Most of the changes take a trickle-down approach. They give richer options to the boss, in the hope he or she will pass the beneficence down the ranks. Just in case that doesn't happen, the law offers workers a few direct tax savings, too.
Among the money-saving changes:
Larger maximum contributions to 401(k)s, 403(b)s, Keoghs and other retirement plans. Today, your account can receive up to 20 percent of your earnings (to a maximum contribution of $30,000, including whatever money your employer adds). Starting in 1998, that rises to 25 percent plus whatever you put in a company child-care or health-care account. On a $40,000 salary, you and your company will be able to contribute as much as $10,000, compared with $8,000 today.
A break for people who labor into older age. Of all the people at work today, only 1.3 percent are 70 or older. But that is sure to rise as low-saving boomers discover they can't afford to quit. Today, you have to start taking money out of your company savings plans at 70 1/2 , even if you're still employed.

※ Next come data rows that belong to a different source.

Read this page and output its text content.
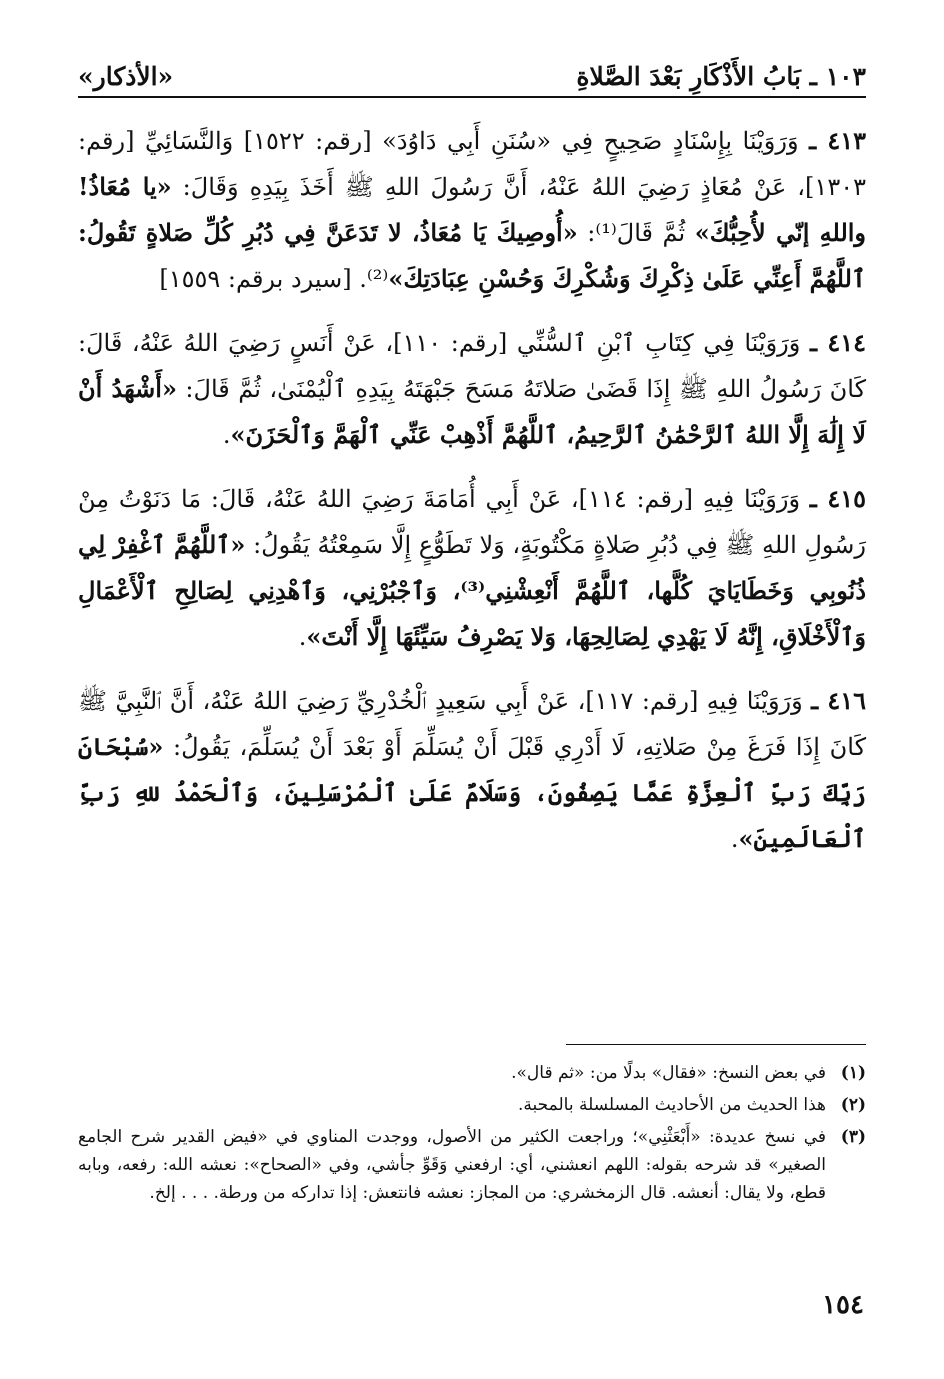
١٠٣ ـ بَابُ الأَذْكَارِ بَعْدَ الصَّلاةِ
«الأذكار»

٤١٣ ـ وَرَوَيْنَا بِإِسْنَادٍ صَحِيحٍ فِي «سُنَنِ أَبِي دَاوُدَ» [رقم: ١٥٢٢] وَالنَّسَائِيِّ [رقم: ١٣٠٣]، عَنْ مُعَاذٍ رَضِيَ اللهُ عَنْهُ، أَنَّ رَسُولَ اللهِ ﷺ أَخَذَ بِيَدِهِ وَقَالَ: «يا مُعَاذُ! واللهِ إنّي لأُحِبُّكَ» ثُمَّ قَالَ⁽¹⁾: «أُوصِيكَ يَا مُعَاذُ، لا تَدَعَنَّ فِي دُبُرِ كُلِّ صَلاةٍ تَقُولُ: ٱللَّهُمَّ أَعِنِّي عَلَىٰ ذِكْرِكَ وَشُكْرِكَ وَحُسْنِ عِبَادَتِكَ»⁽²⁾. [سيرد برقم: ١٥٥٩]

٤١٤ ـ وَرَوَيْنَا فِي كِتَابِ ٱبْنِ ٱلسُّنِّي [رقم: ١١٠]، عَنْ أَنَسٍ رَضِيَ اللهُ عَنْهُ، قَالَ: كَانَ رَسُولُ اللهِ ﷺ إِذَا قَضَىٰ صَلاتَهُ مَسَحَ جَبْهَتَهُ بِيَدِهِ ٱلْيُمْنَىٰ، ثُمَّ قَالَ: «أَشْهَدُ أَنْ لَا إِلَٰهَ إِلَّا اللهُ ٱلرَّحْمَٰنُ ٱلرَّحِيمُ، ٱللَّهُمَّ أَذْهِبْ عَنِّي ٱلْهَمَّ وَٱلْحَزَنَ».

٤١٥ ـ وَرَوَيْنَا فِيهِ [رقم: ١١٤]، عَنْ أَبِي أُمَامَةَ رَضِيَ اللهُ عَنْهُ، قَالَ: مَا دَنَوْتُ مِنْ رَسُولِ اللهِ ﷺ فِي دُبُرِ صَلاةٍ مَكْتُوبَةٍ، وَلا تَطَوُّعٍ إِلَّا سَمِعْتُهُ يَقُولُ: «ٱللَّهُمَّ ٱغْفِرْ لِي ذُنُوبِي وَخَطَايَايَ كُلَّها، ٱللَّهُمَّ أَنْعِشْنِي⁽³⁾، وَٱجْبُرْنِي، وَٱهْدِنِي لِصَالِحِ ٱلْأَعْمَالِ وَٱلْأَخْلَاقِ، إِنَّهُ لَا يَهْدِي لِصَالِحِهَا، وَلا يَصْرِفُ سَيِّئَهَا إِلَّا أَنْتَ».

٤١٦ ـ وَرَوَيْنَا فِيهِ [رقم: ١١٧]، عَنْ أَبِي سَعِيدٍ ٱلْخُدْرِيِّ رَضِيَ اللهُ عَنْهُ، أَنَّ ٱلنَّبِيَّ ﷺ كَانَ إِذَا فَرَغَ مِنْ صَلاتِهِ، لَا أَدْرِي قَبْلَ أَنْ يُسَلِّمَ أَوْ بَعْدَ أَنْ يُسَلِّمَ، يَقُولُ: «سُبْحَانَ رَبِّكَ رَبِّ ٱلْعِزَّةِ عَمَّا يَصِفُونَ، وَسَلَامٌ عَلَىٰ ٱلْمُرْسَلِينَ، وَٱلْحَمْدُ للهِ رَبِّ ٱلْعَالَمِينَ».

(١)
في بعض النسخ: «فقال» بدلًا من: «ثم قال».
(٢)
هذا الحديث من الأحاديث المسلسلة بالمحبة.
(٣)
في نسخ عديدة: «أَبْعَثْنِي»؛ وراجعت الكثير من الأصول، ووجدت المناوي في «فيض القدير شرح الجامع الصغير» قد شرحه بقوله: اللهم انعشني، أي: ارفعني وَقَوِّ جأشي، وفي «الصحاح»: نعشه الله: رفعه، وبابه قطع، ولا يقال: أنعشه. قال الزمخشري: من المجاز: نعشه فانتعش: إذا تداركه من ورطة. . . . إلخ.
١٥٤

Starting next year, however, you can wait until retirement. If you leave your plan untouched for four extra years, you'll have 24 percent more to retire on, says consulting actuary Bruce Temkin of Louis Kravitz & Associates in Encino, Calif.
Mandatory withdrawals will still start at 70 1/2 , however, for people who own at least 5 percent of their business and for any money in Individual Retirement Accounts.
Better IRAs for spouses at home. Today, one-earner couples get up to $2,000 plus $250 for a spouse. Next year, it's $2,000 each -- just what working couples have.
Better plans for tax-exempt groups that don't qualify as charities. This includes credit unions, real estate boards, fraternal orders, chambers of commerce and many others. They've generally been limited to IRAs or traditional pensions. Now they can also have 401(k)s.
Better benefits for union members. Under many union plans, you don't earn a pension until you've worked at least 10 years -- something union leaders haven't troubled to change. Nonunion plans, by contrast, can't make you wait any longer than five years.
The new law imposes five-year vesting on unions, too -- starting in 1997 or 1998, depending on the contract year.
A tax break for people with super-rich retirement accounts. At 70 1/2 , you normally have to start taking money out of your plan, at a rate that will deplete your savings over a preordained number of years.
At any age, you owe income taxes on withdrawals. There's also a 15 percent excise tax on amounts over $155,000 (indexed to rise with inflation each year).
The new law waives that excise tax from 1997 through 1999.
A new small-company retirement plan -- the Savings Incentive Match Plan for Employees. (SIMPLE, if you believe acronyms). It lets the boss set aside up to $12,000 annually for himself, even if no employees join. If they do, however, he has to contribute something to their accounts.
Bigger tax-deferred plans for husbands and wives who run a company together.
The boomers want every benefit they can get.